Hallels: Have you released a single off the new album yet? If so, tell us more about it?
John Ellis: Not in the US yet, although in South Africa the new album is distributed by Sony (in keeping with the fact that Tree63 always had mainstream radio hits in our home country), and they felt "Standing On It" would be a good choice for mainstream radio. It's built on the "Rock Of Ages" idea of the reality of God being a solid, reliable foundation that's always under our feet, steadying us, and that we always have more of God than we are ever able to fully comprehend. Tree63 has always been a difficult band to sell to radio: is it CCM? Is it worship? Is it both?

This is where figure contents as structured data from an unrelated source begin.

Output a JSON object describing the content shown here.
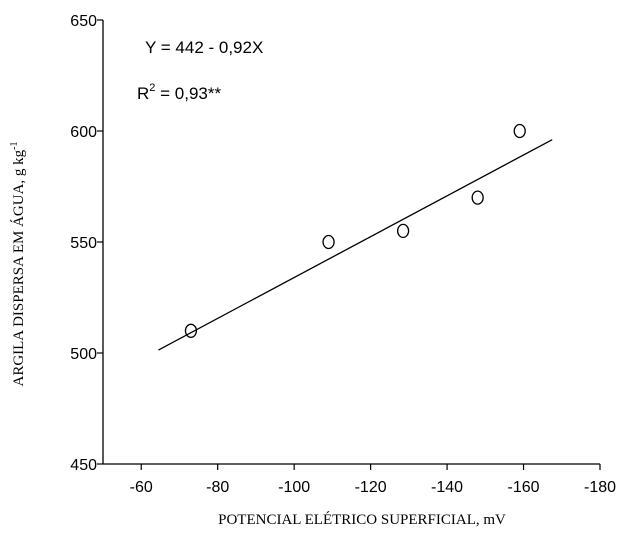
{
  "chart_data": {
    "type": "scatter",
    "title": "",
    "xlabel": "POTENCIAL ELÉTRICO  SUPERFICIAL, mV",
    "ylabel": "ARGILA DISPERSA EM ÁGUA, g kg",
    "ylabel_superscript": "-1",
    "xlim": [
      -50,
      -180
    ],
    "ylim": [
      450,
      650
    ],
    "x_ticks": [
      -60,
      -80,
      -100,
      -120,
      -140,
      -160,
      -180
    ],
    "y_ticks": [
      450,
      500,
      550,
      600,
      650
    ],
    "x_tick_labels": [
      "-60",
      "-80",
      "-100",
      "-120",
      "-140",
      "-160",
      "-180"
    ],
    "y_tick_labels": [
      "450",
      "500",
      "550",
      "600",
      "650"
    ],
    "grid": false,
    "series": [
      {
        "marker": "open-circle",
        "x": [
          -73,
          -109,
          -128.5,
          -148,
          -159
        ],
        "y": [
          510,
          550,
          555,
          570,
          600
        ]
      }
    ],
    "regression": {
      "intercept": 442,
      "slope": -0.92,
      "x_range": [
        -64.5,
        -167.5
      ]
    },
    "annotations": {
      "equation": "Y = 442 - 0,92X",
      "r2_prefix": "R",
      "r2_sup": "2",
      "r2_suffix": " = 0,93**"
    }
  }
}
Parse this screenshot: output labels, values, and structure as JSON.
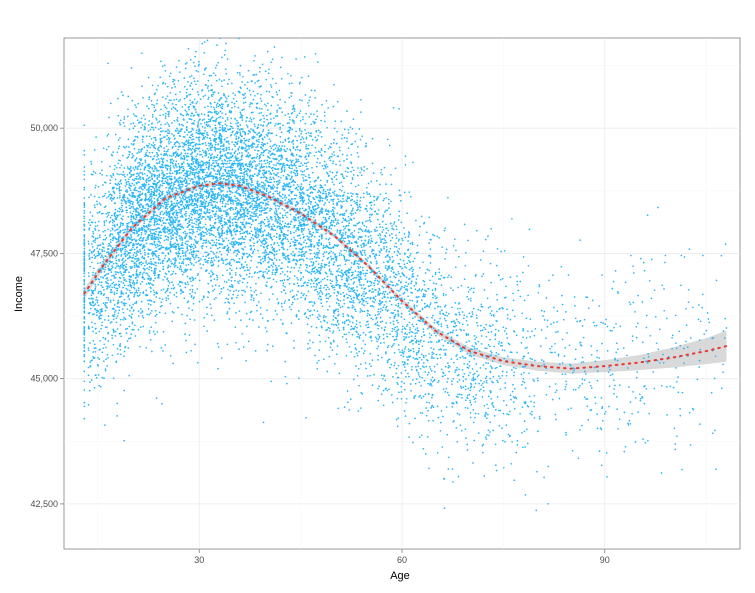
{
  "chart_data": {
    "type": "scatter",
    "title": "",
    "xlabel": "Age",
    "ylabel": "Income",
    "xlim": [
      10,
      110
    ],
    "ylim": [
      41600,
      51800
    ],
    "x_ticks": [
      30,
      60,
      90
    ],
    "x_tick_labels": [
      "30",
      "60",
      "90"
    ],
    "y_ticks": [
      42500,
      45000,
      47500,
      50000
    ],
    "y_tick_labels": [
      "42,500",
      "45,000",
      "47,500",
      "50,000"
    ],
    "grid": true,
    "legend": "none",
    "point_color": "#29b6f6",
    "trend_color": "#e53935",
    "band_color": "#cccccc",
    "point_count_approx": 10000,
    "age_min": 13,
    "age_max": 108,
    "scatter_sd": 1100,
    "trend": {
      "name": "",
      "x": [
        13,
        16,
        20,
        25,
        30,
        33,
        36,
        40,
        45,
        50,
        55,
        60,
        65,
        70,
        75,
        80,
        85,
        90,
        95,
        100,
        105,
        108
      ],
      "y": [
        46700,
        47300,
        48000,
        48600,
        48850,
        48900,
        48850,
        48650,
        48300,
        47850,
        47250,
        46550,
        45950,
        45550,
        45350,
        45250,
        45200,
        45250,
        45320,
        45420,
        45550,
        45650
      ],
      "band_half_width": [
        100,
        80,
        60,
        50,
        45,
        45,
        45,
        45,
        45,
        45,
        45,
        50,
        60,
        70,
        80,
        90,
        100,
        120,
        150,
        200,
        260,
        310
      ]
    }
  }
}
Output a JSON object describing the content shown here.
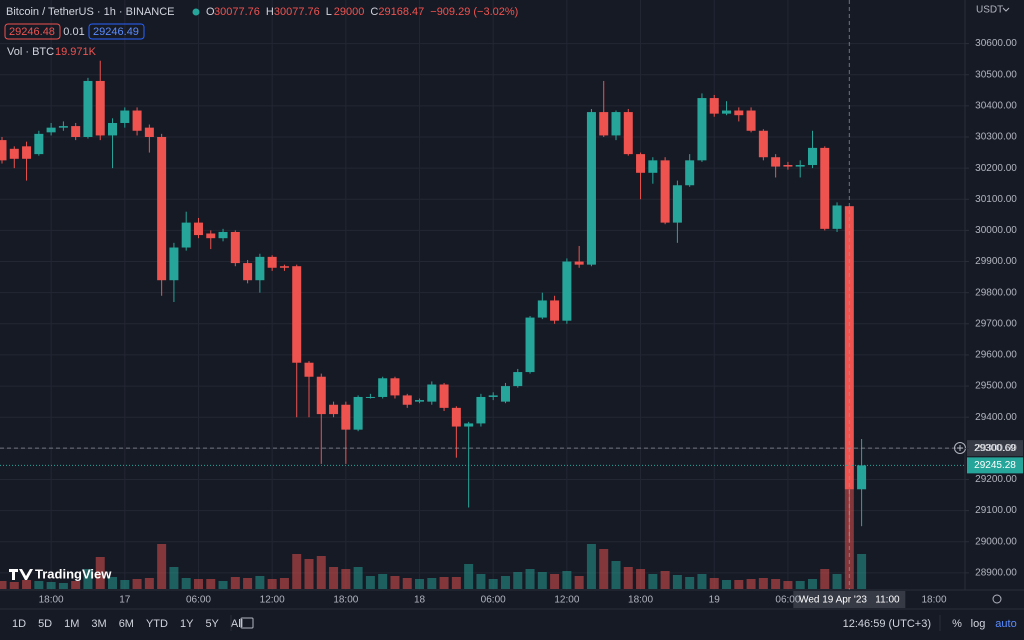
{
  "header": {
    "symbol": "Bitcoin / TetherUS · 1h · BINANCE",
    "ohlc_labels": [
      "O",
      "H",
      "L",
      "C"
    ],
    "change": "−909.29 (−3.02%)",
    "bid": 29246.48,
    "spread": 0.01,
    "ask": 29246.49,
    "volume_name": "Vol · BTC"
  },
  "brand": "TradingView",
  "currency": "USDT",
  "crosshair": {
    "price": 29300.69,
    "time": "Wed 19 Apr '23   11:00",
    "index": 69
  },
  "extra_x_label": "18:00",
  "toolbar": {
    "periods": [
      "1D",
      "5D",
      "1M",
      "3M",
      "6M",
      "YTD",
      "1Y",
      "5Y",
      "All"
    ],
    "clock": "12:46:59 (UTC+3)",
    "percent": "%",
    "log": "log",
    "auto": "auto"
  },
  "chart_data": {
    "type": "candlestick",
    "title": "Bitcoin / TetherUS · 1h · BINANCE",
    "up_color": "#26a69a",
    "down_color": "#ef5350",
    "grid": true,
    "log_scale": false,
    "categories": [
      null,
      null,
      null,
      null,
      "18:00",
      null,
      null,
      null,
      null,
      null,
      "17",
      null,
      null,
      null,
      null,
      null,
      "06:00",
      null,
      null,
      null,
      null,
      null,
      "12:00",
      null,
      null,
      null,
      null,
      null,
      "18:00",
      null,
      null,
      null,
      null,
      null,
      "18",
      null,
      null,
      null,
      null,
      null,
      "06:00",
      null,
      null,
      null,
      null,
      null,
      "12:00",
      null,
      null,
      null,
      null,
      null,
      "18:00",
      null,
      null,
      null,
      null,
      null,
      "19",
      null,
      null,
      null,
      null,
      null,
      "06:00",
      null,
      null,
      null,
      null,
      null,
      null
    ],
    "open": [
      30290,
      30262,
      30270,
      30245,
      30315,
      30330,
      30335,
      30300,
      30480,
      30305,
      30345,
      30385,
      30330,
      30300,
      29840,
      29945,
      30025,
      29990,
      29975,
      29995,
      29895,
      29840,
      29915,
      29885,
      29885,
      29575,
      29530,
      29440,
      29440,
      29360,
      29465,
      29465,
      29525,
      29470,
      29450,
      29450,
      29505,
      29430,
      29370,
      29380,
      29465,
      29450,
      29500,
      29545,
      29720,
      29775,
      29710,
      29900,
      29890,
      30380,
      30305,
      30380,
      30245,
      30185,
      30225,
      30025,
      30145,
      30225,
      30425,
      30375,
      30385,
      30385,
      30320,
      30235,
      30210,
      30205,
      30210,
      30265,
      30005,
      30077.76,
      29168.47
    ],
    "high": [
      30300,
      30270,
      30285,
      30320,
      30345,
      30350,
      30345,
      30490,
      30545,
      30360,
      30395,
      30395,
      30340,
      30310,
      29960,
      30060,
      30040,
      30000,
      30005,
      30000,
      29905,
      29925,
      29920,
      29890,
      29890,
      29580,
      29540,
      29450,
      29450,
      29470,
      29475,
      29530,
      29530,
      29475,
      29460,
      29515,
      29510,
      29435,
      29385,
      29475,
      29480,
      29510,
      29555,
      29725,
      29800,
      29790,
      29910,
      29950,
      30390,
      30480,
      30385,
      30390,
      30250,
      30235,
      30235,
      30160,
      30245,
      30440,
      30435,
      30415,
      30395,
      30395,
      30325,
      30245,
      30220,
      30225,
      30320,
      30270,
      30090,
      30077.76,
      29330
    ],
    "low": [
      30215,
      30200,
      30160,
      30240,
      30305,
      30320,
      30290,
      30295,
      30290,
      30200,
      30330,
      30305,
      30250,
      29790,
      29770,
      29935,
      29975,
      29940,
      29965,
      29885,
      29830,
      29800,
      29870,
      29870,
      29400,
      29400,
      29250,
      29400,
      29250,
      29355,
      29460,
      29460,
      29460,
      29430,
      29445,
      29440,
      29420,
      29270,
      29110,
      29370,
      29455,
      29445,
      29495,
      29540,
      29715,
      29700,
      29700,
      29880,
      29885,
      30300,
      30290,
      30240,
      30100,
      30150,
      30020,
      29960,
      30140,
      30220,
      30365,
      30370,
      30350,
      30315,
      30225,
      30170,
      30195,
      30170,
      30200,
      30000,
      29995,
      29000,
      29050
    ],
    "close": [
      30225,
      30230,
      30230,
      30310,
      30330,
      30335,
      30300,
      30480,
      30305,
      30345,
      30385,
      30320,
      30300,
      29840,
      29945,
      30025,
      29985,
      29975,
      29995,
      29895,
      29840,
      29915,
      29880,
      29880,
      29575,
      29530,
      29410,
      29410,
      29360,
      29465,
      29465,
      29525,
      29470,
      29440,
      29455,
      29505,
      29430,
      29370,
      29380,
      29465,
      29470,
      29500,
      29545,
      29720,
      29775,
      29710,
      29900,
      29890,
      30380,
      30305,
      30380,
      30245,
      30185,
      30225,
      30025,
      30145,
      30225,
      30425,
      30375,
      30385,
      30370,
      30320,
      30235,
      30205,
      30205,
      30210,
      30265,
      30005,
      30080,
      29168.47,
      29245.28
    ],
    "volume": [
      1600,
      1400,
      1800,
      1600,
      1400,
      1200,
      1600,
      4000,
      6400,
      2400,
      1800,
      2000,
      2200,
      9000,
      4400,
      2200,
      2000,
      2000,
      1600,
      2400,
      2200,
      2600,
      2000,
      2200,
      7000,
      6000,
      6600,
      4400,
      4000,
      4400,
      2600,
      3000,
      2600,
      2200,
      2000,
      2200,
      2400,
      2400,
      5000,
      3000,
      2000,
      2600,
      3400,
      4000,
      3400,
      3000,
      3600,
      2600,
      9000,
      8000,
      5600,
      4400,
      4000,
      3000,
      3600,
      2800,
      2400,
      3000,
      2200,
      1800,
      1800,
      2000,
      2200,
      2000,
      1600,
      1600,
      2000,
      4000,
      3000,
      19971,
      7000
    ],
    "volume_label": "19.971K",
    "ylim": [
      28845,
      30740
    ],
    "yticks": [
      {
        "value": 28900,
        "label": "28900.00"
      },
      {
        "value": 29000,
        "label": "29000.00"
      },
      {
        "value": 29100,
        "label": "29100.00"
      },
      {
        "value": 29200,
        "label": "29200.00"
      },
      {
        "value": 29300,
        "label": "29300.00"
      },
      {
        "value": 29400,
        "label": "29400.00"
      },
      {
        "value": 29500,
        "label": "29500.00"
      },
      {
        "value": 29600,
        "label": "29600.00"
      },
      {
        "value": 29700,
        "label": "29700.00"
      },
      {
        "value": 29800,
        "label": "29800.00"
      },
      {
        "value": 29900,
        "label": "29900.00"
      },
      {
        "value": 30000,
        "label": "30000.00"
      },
      {
        "value": 30100,
        "label": "30100.00"
      },
      {
        "value": 30200,
        "label": "30200.00"
      },
      {
        "value": 30300,
        "label": "30300.00"
      },
      {
        "value": 30400,
        "label": "30400.00"
      },
      {
        "value": 30500,
        "label": "30500.00"
      },
      {
        "value": 30600,
        "label": "30600.00"
      }
    ]
  }
}
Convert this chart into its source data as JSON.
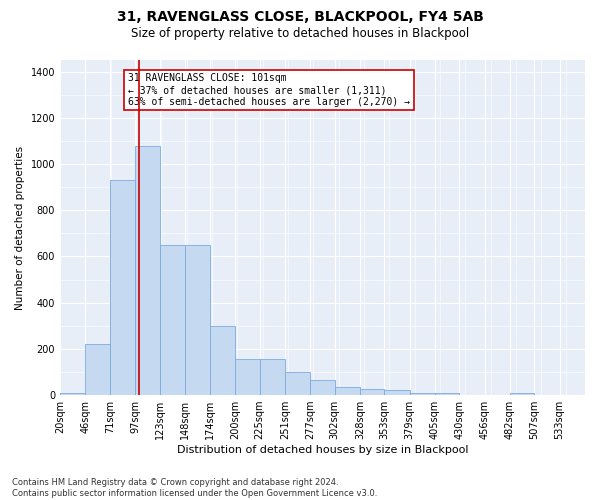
{
  "title": "31, RAVENGLASS CLOSE, BLACKPOOL, FY4 5AB",
  "subtitle": "Size of property relative to detached houses in Blackpool",
  "xlabel": "Distribution of detached houses by size in Blackpool",
  "ylabel": "Number of detached properties",
  "bin_edges": [
    20,
    46,
    71,
    97,
    123,
    148,
    174,
    200,
    225,
    251,
    277,
    302,
    328,
    353,
    379,
    405,
    430,
    456,
    482,
    507,
    533,
    559
  ],
  "bin_labels": [
    "20sqm",
    "46sqm",
    "71sqm",
    "97sqm",
    "123sqm",
    "148sqm",
    "174sqm",
    "200sqm",
    "225sqm",
    "251sqm",
    "277sqm",
    "302sqm",
    "328sqm",
    "353sqm",
    "379sqm",
    "405sqm",
    "430sqm",
    "456sqm",
    "482sqm",
    "507sqm",
    "533sqm"
  ],
  "bar_heights": [
    10,
    220,
    930,
    1080,
    650,
    650,
    300,
    155,
    155,
    100,
    65,
    35,
    25,
    20,
    10,
    10,
    0,
    0,
    10,
    0,
    0
  ],
  "bar_color": "#c5d9f0",
  "bar_edge_color": "#7aabe0",
  "vline_x": 101,
  "vline_color": "#cc0000",
  "annotation_text": "31 RAVENGLASS CLOSE: 101sqm\n← 37% of detached houses are smaller (1,311)\n63% of semi-detached houses are larger (2,270) →",
  "annotation_box_color": "white",
  "annotation_box_edge": "#cc0000",
  "ylim": [
    0,
    1450
  ],
  "yticks": [
    0,
    200,
    400,
    600,
    800,
    1000,
    1200,
    1400
  ],
  "bg_color": "#e8eef8",
  "grid_color": "#ffffff",
  "footnote": "Contains HM Land Registry data © Crown copyright and database right 2024.\nContains public sector information licensed under the Open Government Licence v3.0.",
  "title_fontsize": 10,
  "subtitle_fontsize": 8.5,
  "xlabel_fontsize": 8,
  "ylabel_fontsize": 7.5,
  "tick_fontsize": 7,
  "annotation_fontsize": 7,
  "footnote_fontsize": 6
}
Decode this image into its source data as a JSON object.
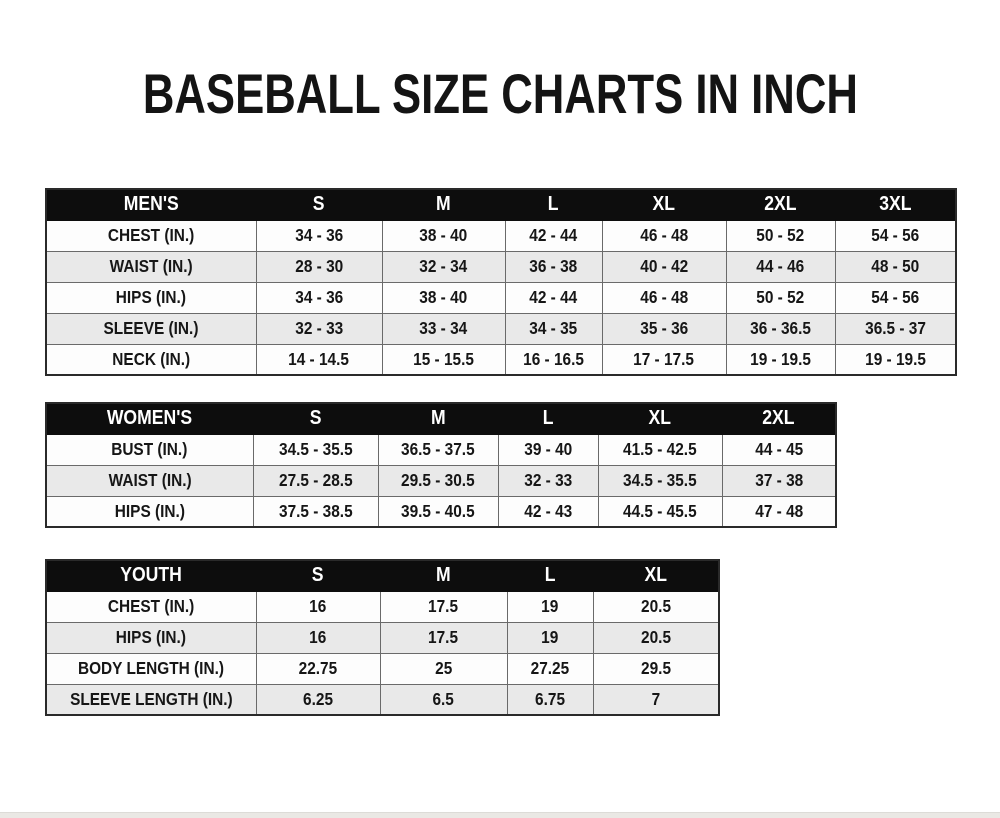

Hallels: What are your plans in the Fall? Are you guys touring in support of this album? And where can our readers find out about your tour dates?
John Ellis: We would definitely like to! Time will tell if our fans still remember us after all these years. I'm sure our tour dates will end up on our website, www.tree63.com, and all over the usual social media channels.
Hallels: One of your new song "The Storm" speaks of how God can deliver us from our storms of life. Can you share with us a personal experience where God had personally delivered you from a storm in life?
John Ellis: Absolutely. Without going into too much detail, during my long sabbatical away from Christian music, I questioned literally every aspect of what it meant to be a 'believer.' It was a very definite spiritual crisis, and for a long time I felt very disenchanted with God. I know now that that is a normal part of 'counting the cost,' but at the time I felt very abandoned and sorry for myself. The existential storm was relentless. These last few years, however, have felt like a slow healing process that has restored my desire to make God the center of my life. It cost me everything, but it looks like I've lived to tell the tale.